As for the vintage speaker that you have- I have one also; this used a field coil energized directly from the wall socket, and the two really soft wires go to the speaker output terminals on the radio, or amp if it were to go to a record player.
There is a copper oxide rectifier on this unit, and it is likely in need of attention/replacement depending upon physical condition.
Here is a way to restore them, but I would not trust them.
You will pretty much have to remove the speaker assembly from the cabinet in order to do any work on it, and other work will require a lot of dis-assembly of the unit in some cases.
I have not made any effort to rework mine at this time, as there has not been a great need to do so, but a silicon rectifier with a current limiting reisistor in series should work (about 2000ohms and least 10 Watt should do the trick).
The old rectifier resembles the newer selenium rectifiers used in TV sets in the fifties and early sixties.
:Hello, I have replaced the audio interstage transformers and have no sound so I checked the speaker. two of the leads measure .9 ohms. the other two are open.
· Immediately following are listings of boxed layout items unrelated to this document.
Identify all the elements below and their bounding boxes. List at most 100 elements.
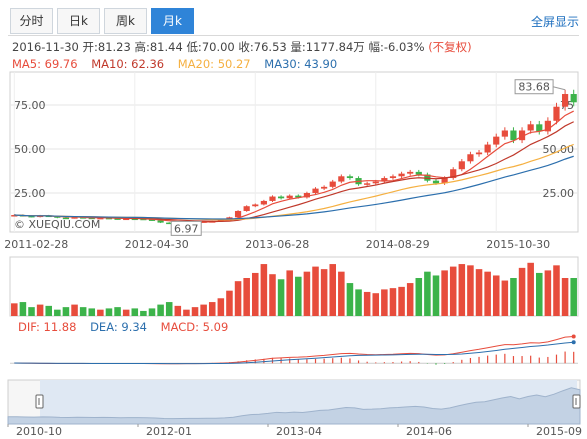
volume-bar (277, 279, 285, 316)
candle-body (243, 206, 250, 211)
max-price-pointer (552, 86, 566, 91)
candle-body (484, 144, 491, 153)
volume-bar (260, 264, 268, 316)
navigator-tick-label: 2015-09 (536, 425, 582, 438)
volume-bar (157, 304, 164, 316)
volume-bar (28, 307, 35, 316)
candle-body (398, 173, 405, 177)
date-tick: 2011-02-28 (4, 238, 68, 251)
volume-bar (71, 304, 78, 316)
volume-bar (54, 309, 61, 316)
dea-line (14, 341, 574, 365)
volume-bar (217, 298, 225, 316)
max-price-label: 83.68 (518, 81, 550, 94)
volume-bar (36, 304, 44, 316)
dif-end-dot (571, 334, 576, 339)
volume-bar (234, 281, 242, 316)
volume-bar (484, 271, 491, 316)
volume-bar (398, 286, 405, 316)
volume-bar (174, 305, 182, 316)
candle-body (510, 130, 517, 141)
candle-body (570, 94, 577, 103)
price-tick-right: 25.00 (543, 187, 575, 200)
watermark: © XUEQIU.COM (14, 218, 100, 231)
candle-body (338, 176, 345, 182)
volume-bar (432, 275, 440, 316)
volume-bar (527, 262, 534, 316)
volume-bar (424, 271, 431, 316)
candle-body (415, 171, 422, 175)
volume-bar (510, 278, 517, 316)
volume-bar (363, 291, 371, 316)
volume-bar (19, 302, 27, 316)
volume-bar (320, 269, 328, 316)
candle-body (329, 181, 336, 187)
volume-bar (183, 309, 190, 316)
volume-bar (208, 302, 216, 316)
candle-body (372, 181, 379, 184)
volume-bar (11, 303, 18, 316)
volume-bar (122, 309, 130, 316)
candle-body (260, 200, 267, 205)
candle-body (286, 195, 293, 199)
candle-body (252, 204, 259, 207)
candle-body (312, 188, 319, 194)
candle-body (321, 186, 328, 189)
price-tick-left: 25.00 (14, 187, 46, 200)
price-tick-left: 75.00 (14, 99, 46, 112)
volume-bar (312, 266, 319, 316)
candle-body (389, 176, 397, 179)
candle-body (561, 94, 569, 107)
price-tick-left: 50.00 (14, 143, 46, 156)
volume-bar (131, 308, 139, 316)
volume-bar (346, 283, 354, 316)
volume-bar (329, 264, 336, 316)
volume-bar (269, 274, 276, 316)
volume-bar (79, 307, 87, 316)
candle-body (346, 176, 354, 179)
volume-bar (252, 272, 259, 316)
volume-bar (441, 270, 448, 316)
volume-bar (200, 304, 207, 316)
date-tick: 2015-10-30 (486, 238, 550, 251)
volume-bar (372, 293, 380, 316)
stock-chart: 75.007550.0050.0025.0025.0083.686.97© XU… (4, 71, 582, 438)
volume-bar (88, 308, 96, 316)
candle-body (234, 210, 242, 218)
volume-bar (458, 264, 466, 316)
volume-bar (536, 272, 543, 316)
volume-bar (449, 266, 457, 316)
navigator-tick-label: 2012-01 (146, 425, 192, 438)
volume-bar (148, 308, 156, 316)
volume-bar (62, 307, 70, 316)
candle-body (501, 130, 508, 137)
candle-body (467, 154, 474, 162)
dea-end-dot (571, 340, 576, 345)
candle-body (458, 161, 465, 170)
volume-bar (475, 269, 483, 316)
volume-bar (97, 309, 104, 316)
volume-bar (303, 271, 311, 316)
volume-bar (105, 308, 113, 316)
volume-bar (518, 267, 526, 316)
candle-body (269, 196, 276, 201)
candle-body (432, 180, 440, 184)
volume-bar (544, 270, 552, 316)
volume-bar (415, 278, 423, 316)
volume-bar (467, 265, 474, 316)
navigator-tick-label: 2013-04 (276, 425, 322, 438)
volume-bar (338, 271, 345, 316)
candle-body (475, 152, 483, 155)
volume-bar (140, 310, 147, 316)
ma10-line (14, 121, 574, 222)
date-tick: 2014-08-29 (366, 238, 430, 251)
volume-bar (492, 275, 500, 316)
volume-bar (406, 283, 414, 316)
date-tick: 2012-04-30 (125, 238, 189, 251)
candle-body (527, 124, 534, 131)
volume-bar (381, 289, 388, 316)
volume-bar (191, 307, 199, 316)
candle-body (407, 171, 414, 174)
min-price-label: 6.97 (174, 222, 199, 235)
candle-body (277, 196, 285, 199)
I would think this is still a speaker with a voice coil, field coil and an output trans(looks like output trans built right into it. The back of the speaker where the voice coil is is shaped like a philco 80 cathedral wood case. speaker says magnavox company.....oakland california on it. 110 to 190 volts. I dont really understand why the two leads that are open are each insterted into the single wire phono jacks. Phono as i understand it is for a record player? So much for a simple field and voice coil speaker....I'm not sure what to check to tell if this speaker is any good. Is there a way to connect a regular 8 ohm speaker to see if the radio even works? The output transformer measures 5.13k ohms end to end. 4.99k end to center and center to the other end is 149.2 ohms. The other side if it measures .6 ohms.